SHIFT TO GRADUAL POLICY TIGHTENING
We've had comments from the Fed and a shift in sentiment toward the U.S. policy from a rate perspective that has really pushed U.S.-Japan yield differentials, driving the dollar higher, said Mitul Kotecha, head of global FX strategy at Credit Agricole in Hong Kong.
The yield gap between two-year U.S. and Japanese government debt has ballooned over the past 1- weeks to a tad more than 61 basis points, the widest since early February.
Two-year U.S. Treasury yields, which are most sensitive to traders' views on changes in Fed policy, hovered at their highest in six weeks at 0.83 percent on Wednesday, while two-year JGB yields have bounced in a tight range of 0.18 percent to 0.25 percent so far this year.
Traders have been adjusting their books and most investors have moved to the sidelines in advance of the last day of the quarter and Japan's fiscal year.
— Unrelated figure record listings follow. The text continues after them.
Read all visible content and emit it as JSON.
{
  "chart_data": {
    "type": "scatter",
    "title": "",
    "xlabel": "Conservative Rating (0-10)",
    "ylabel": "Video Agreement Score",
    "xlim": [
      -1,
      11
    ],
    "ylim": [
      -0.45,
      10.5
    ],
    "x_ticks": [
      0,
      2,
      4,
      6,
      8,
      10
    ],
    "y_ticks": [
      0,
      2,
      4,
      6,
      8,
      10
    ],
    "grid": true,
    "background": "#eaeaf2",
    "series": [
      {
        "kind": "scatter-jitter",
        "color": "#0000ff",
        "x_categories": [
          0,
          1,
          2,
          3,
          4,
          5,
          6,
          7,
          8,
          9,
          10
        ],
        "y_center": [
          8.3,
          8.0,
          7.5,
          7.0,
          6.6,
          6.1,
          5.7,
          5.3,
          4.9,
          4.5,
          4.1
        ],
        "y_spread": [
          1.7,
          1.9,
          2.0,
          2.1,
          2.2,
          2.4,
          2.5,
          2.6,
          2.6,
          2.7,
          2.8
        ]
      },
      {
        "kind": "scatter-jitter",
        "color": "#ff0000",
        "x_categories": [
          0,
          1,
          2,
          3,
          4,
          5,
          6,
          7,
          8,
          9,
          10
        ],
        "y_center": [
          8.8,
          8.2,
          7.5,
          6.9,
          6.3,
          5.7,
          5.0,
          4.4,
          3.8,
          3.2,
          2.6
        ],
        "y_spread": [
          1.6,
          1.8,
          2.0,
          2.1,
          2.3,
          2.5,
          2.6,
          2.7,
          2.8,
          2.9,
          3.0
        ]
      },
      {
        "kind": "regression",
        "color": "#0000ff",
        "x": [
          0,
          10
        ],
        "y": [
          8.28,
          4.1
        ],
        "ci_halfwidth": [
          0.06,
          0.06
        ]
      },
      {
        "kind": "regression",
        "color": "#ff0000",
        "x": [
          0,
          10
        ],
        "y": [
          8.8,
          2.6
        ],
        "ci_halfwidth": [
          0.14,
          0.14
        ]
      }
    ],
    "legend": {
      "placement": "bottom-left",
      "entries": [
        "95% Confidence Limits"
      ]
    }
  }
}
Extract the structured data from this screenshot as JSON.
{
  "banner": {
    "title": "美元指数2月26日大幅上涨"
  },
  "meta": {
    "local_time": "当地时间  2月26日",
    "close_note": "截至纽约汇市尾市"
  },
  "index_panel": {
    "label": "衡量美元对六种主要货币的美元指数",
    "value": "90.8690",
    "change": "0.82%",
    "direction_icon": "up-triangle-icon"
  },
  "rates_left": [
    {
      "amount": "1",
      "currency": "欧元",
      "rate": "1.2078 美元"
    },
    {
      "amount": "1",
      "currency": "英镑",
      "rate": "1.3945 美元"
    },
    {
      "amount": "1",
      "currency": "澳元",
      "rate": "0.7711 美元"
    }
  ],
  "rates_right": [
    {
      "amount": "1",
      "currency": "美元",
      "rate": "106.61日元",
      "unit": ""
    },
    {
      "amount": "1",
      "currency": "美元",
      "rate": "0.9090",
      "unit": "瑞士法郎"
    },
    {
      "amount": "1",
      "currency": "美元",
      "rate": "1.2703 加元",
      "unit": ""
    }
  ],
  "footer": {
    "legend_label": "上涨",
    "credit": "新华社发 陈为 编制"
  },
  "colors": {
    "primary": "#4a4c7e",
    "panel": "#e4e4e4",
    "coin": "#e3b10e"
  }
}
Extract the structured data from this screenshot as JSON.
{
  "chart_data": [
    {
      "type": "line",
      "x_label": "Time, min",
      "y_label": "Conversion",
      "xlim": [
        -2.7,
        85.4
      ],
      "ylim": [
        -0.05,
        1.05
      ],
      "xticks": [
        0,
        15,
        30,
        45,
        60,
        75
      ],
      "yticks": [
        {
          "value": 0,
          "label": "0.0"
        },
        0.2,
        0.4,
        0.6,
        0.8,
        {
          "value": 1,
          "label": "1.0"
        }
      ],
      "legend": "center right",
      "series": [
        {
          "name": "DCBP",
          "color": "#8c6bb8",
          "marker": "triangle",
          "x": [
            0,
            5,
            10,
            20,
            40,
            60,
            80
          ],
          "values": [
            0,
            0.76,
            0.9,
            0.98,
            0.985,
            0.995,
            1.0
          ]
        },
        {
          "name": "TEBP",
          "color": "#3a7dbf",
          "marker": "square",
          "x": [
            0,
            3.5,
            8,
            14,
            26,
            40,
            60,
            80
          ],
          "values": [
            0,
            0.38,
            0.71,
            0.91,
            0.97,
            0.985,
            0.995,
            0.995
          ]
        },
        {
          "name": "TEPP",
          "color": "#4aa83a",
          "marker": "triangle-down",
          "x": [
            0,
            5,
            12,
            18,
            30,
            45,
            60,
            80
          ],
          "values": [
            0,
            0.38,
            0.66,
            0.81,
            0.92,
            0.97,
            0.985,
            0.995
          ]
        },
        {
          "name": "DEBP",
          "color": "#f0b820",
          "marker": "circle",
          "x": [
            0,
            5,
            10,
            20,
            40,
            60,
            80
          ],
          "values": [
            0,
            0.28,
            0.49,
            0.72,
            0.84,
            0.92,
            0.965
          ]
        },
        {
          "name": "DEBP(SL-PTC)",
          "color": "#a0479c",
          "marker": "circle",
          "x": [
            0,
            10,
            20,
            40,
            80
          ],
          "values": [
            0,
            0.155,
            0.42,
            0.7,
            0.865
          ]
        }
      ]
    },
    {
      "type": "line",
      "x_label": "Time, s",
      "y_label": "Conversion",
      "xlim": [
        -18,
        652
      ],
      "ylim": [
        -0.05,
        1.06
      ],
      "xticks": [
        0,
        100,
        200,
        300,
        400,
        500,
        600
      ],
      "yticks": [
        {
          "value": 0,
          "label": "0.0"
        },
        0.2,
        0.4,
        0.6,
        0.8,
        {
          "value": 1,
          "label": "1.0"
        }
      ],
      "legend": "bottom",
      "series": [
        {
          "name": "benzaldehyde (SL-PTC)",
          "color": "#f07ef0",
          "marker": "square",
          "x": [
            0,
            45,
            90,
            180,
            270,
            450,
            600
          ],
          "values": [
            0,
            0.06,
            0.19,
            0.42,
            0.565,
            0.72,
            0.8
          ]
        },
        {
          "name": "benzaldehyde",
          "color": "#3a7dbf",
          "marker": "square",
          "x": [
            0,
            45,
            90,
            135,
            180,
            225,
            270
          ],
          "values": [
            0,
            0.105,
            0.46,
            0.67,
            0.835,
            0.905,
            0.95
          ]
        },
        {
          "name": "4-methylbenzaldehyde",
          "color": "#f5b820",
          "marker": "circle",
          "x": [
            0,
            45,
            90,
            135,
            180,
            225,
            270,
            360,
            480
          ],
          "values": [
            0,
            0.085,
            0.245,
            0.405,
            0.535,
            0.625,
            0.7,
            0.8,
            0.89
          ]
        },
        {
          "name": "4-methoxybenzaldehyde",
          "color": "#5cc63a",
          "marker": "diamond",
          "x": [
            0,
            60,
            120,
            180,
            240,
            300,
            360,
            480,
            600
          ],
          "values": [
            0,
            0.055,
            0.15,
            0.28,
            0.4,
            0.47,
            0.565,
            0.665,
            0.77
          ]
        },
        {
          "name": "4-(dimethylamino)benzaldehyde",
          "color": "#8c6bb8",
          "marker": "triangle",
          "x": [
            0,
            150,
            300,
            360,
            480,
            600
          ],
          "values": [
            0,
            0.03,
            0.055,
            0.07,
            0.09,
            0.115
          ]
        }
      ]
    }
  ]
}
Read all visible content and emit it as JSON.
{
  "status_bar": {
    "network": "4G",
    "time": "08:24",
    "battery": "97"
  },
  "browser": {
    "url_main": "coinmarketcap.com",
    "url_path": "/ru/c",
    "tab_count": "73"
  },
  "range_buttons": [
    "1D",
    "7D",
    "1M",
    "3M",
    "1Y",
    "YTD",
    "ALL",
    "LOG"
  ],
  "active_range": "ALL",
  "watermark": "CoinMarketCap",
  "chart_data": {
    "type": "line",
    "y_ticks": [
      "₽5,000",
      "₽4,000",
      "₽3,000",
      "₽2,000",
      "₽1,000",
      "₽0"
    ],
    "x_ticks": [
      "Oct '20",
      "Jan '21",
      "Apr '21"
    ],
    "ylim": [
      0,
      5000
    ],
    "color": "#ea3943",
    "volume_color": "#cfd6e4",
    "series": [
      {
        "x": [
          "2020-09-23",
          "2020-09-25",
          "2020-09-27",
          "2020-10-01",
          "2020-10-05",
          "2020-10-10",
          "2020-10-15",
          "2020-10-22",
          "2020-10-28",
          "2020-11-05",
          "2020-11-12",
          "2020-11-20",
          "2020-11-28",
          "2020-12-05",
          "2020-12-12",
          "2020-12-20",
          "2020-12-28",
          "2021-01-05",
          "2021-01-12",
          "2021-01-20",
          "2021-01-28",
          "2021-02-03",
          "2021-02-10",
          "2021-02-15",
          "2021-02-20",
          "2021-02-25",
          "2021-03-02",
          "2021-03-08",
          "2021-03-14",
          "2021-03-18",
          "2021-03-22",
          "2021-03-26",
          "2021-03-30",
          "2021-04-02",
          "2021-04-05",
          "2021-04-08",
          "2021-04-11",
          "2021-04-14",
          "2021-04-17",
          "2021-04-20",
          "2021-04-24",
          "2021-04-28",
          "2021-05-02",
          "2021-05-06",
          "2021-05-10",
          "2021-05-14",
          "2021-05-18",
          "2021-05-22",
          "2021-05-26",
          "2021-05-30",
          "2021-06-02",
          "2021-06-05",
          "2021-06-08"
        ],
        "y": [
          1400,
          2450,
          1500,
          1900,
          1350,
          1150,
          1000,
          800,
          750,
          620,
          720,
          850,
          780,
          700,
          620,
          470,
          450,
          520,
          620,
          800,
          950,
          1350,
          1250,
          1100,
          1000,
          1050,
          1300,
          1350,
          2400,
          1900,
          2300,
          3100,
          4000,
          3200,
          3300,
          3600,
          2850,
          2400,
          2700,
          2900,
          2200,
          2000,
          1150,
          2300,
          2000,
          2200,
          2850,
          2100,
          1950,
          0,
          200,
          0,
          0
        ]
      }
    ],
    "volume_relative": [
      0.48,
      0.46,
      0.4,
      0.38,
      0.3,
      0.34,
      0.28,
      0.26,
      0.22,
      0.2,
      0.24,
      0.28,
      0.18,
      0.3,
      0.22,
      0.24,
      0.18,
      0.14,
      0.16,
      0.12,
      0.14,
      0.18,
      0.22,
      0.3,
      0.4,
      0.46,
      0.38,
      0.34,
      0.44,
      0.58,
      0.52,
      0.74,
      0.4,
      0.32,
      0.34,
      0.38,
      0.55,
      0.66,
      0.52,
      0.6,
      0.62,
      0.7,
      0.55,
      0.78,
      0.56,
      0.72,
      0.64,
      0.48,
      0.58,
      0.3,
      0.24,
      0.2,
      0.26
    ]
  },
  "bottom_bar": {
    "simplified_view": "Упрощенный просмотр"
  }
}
Light volume has heightened intraday volatility across financial markets.
The dollar rose as high as 83.02 yen, well above the 76.25 all-time low, which it scaled in the week after the quake. It last traded at 82.94.
The euro touched 116.95 yen after breaking through major resistance around 115.50/60, a level that has capped the pair since May 2010. It last traded about 116.73.
Among precious metals, gold turned up modestly, snapping a four-session losing streak as hawkish central bank comments reduced its appeal as an inflation hedge.
Spot gold traded at $1,417.70 an ounce, after being as high as $1,419.50 earlier. This compared with $1,415.95 late in New York on Tuesday. It is 2 percent below the record high of $1,447.40 set on March 24.
U.S. oil prices fell as an expected rise in U.S. domestic crude stocks offset worries over turmoil in Libya and the Middle East.
Several OPEC producers have boosted output recently to make up for supply disruptions in Libya, easing supply concerns.
U.S. crude fell 32 cents to $104.47 a barrel, while Brent crude declined 23 cents to $114.91.